I made up holders out of heavy wall tube for all my tubing sizes, these go into my Aloris toolpost.
You set the angle of the cut using the compound. The height is set with the toolholder. You can easily do offset notches.
You can also get crazy accurate notches by using an angle block to "indicate" the tool block. For a test I used a 30 degree angle block to quickly set the tool block, notched the tube and then used the same angle block to check it. You could barely see daylight through the gap and probably had more to do with the tube than the notch.
With power feed, notching is easy and drama free. The holes saws last forever as I am feeding them a steady diet of heavy cutting oil.
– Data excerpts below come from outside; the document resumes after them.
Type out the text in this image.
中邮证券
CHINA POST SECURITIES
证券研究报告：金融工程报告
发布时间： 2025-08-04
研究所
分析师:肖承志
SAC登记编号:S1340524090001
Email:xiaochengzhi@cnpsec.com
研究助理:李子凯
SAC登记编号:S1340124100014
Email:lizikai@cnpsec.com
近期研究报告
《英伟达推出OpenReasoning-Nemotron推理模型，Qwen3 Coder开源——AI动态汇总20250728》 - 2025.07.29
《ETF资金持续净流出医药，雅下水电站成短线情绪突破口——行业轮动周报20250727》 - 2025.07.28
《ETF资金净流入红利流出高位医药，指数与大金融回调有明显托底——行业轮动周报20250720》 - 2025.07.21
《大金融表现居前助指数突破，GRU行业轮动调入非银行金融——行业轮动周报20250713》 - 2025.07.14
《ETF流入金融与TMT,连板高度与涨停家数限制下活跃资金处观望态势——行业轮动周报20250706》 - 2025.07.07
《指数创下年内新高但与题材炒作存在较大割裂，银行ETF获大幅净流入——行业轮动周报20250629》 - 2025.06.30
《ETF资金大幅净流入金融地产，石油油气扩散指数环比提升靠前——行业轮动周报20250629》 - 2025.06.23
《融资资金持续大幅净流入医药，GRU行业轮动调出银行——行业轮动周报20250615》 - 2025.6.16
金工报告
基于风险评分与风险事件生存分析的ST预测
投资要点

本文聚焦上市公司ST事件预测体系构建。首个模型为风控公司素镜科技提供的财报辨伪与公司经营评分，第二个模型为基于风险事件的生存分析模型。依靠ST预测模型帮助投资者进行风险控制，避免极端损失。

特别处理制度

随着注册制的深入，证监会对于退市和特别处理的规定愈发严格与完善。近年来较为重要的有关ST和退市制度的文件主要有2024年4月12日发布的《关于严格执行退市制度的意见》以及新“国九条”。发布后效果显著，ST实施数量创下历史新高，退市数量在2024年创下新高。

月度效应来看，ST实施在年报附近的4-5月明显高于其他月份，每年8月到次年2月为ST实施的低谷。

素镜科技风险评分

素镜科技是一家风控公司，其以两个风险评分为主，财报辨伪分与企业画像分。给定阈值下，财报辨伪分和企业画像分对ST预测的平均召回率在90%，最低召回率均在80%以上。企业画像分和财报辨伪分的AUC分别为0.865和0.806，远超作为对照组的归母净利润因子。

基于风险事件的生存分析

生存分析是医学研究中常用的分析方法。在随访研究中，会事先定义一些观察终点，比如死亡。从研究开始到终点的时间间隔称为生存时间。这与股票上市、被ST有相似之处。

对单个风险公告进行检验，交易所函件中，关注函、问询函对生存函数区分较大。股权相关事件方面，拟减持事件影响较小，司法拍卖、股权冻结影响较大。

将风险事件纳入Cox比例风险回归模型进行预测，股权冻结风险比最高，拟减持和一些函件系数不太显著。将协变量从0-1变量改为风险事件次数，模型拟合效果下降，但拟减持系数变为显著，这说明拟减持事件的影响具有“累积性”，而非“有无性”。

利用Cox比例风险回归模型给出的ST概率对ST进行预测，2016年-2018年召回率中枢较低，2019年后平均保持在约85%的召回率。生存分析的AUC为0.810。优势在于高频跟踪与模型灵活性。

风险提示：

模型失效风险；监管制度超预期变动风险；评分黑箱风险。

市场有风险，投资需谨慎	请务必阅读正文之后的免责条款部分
Was almost free other than the dedicated tool block I use. It does take a couple minutes to set up but I'm not doing it for a living. Pays off when the angles are nuts on and no broken hole saws.
I used to use my big 20" drill press and a vice but even that was way too much runout and the hole saws would grab too often.
Squaring up the holder to the chuck. If I want to do an accurate angle I'll stick a 30 degree angle block in between the chuck and the holder for example. Or just use the degrees on the compound.
I use this to set the height for 1" tubing. I have others for the other tube sizes.
Other than knocking off the burr with a flapwheel this is how they come out, ready to TIG weld.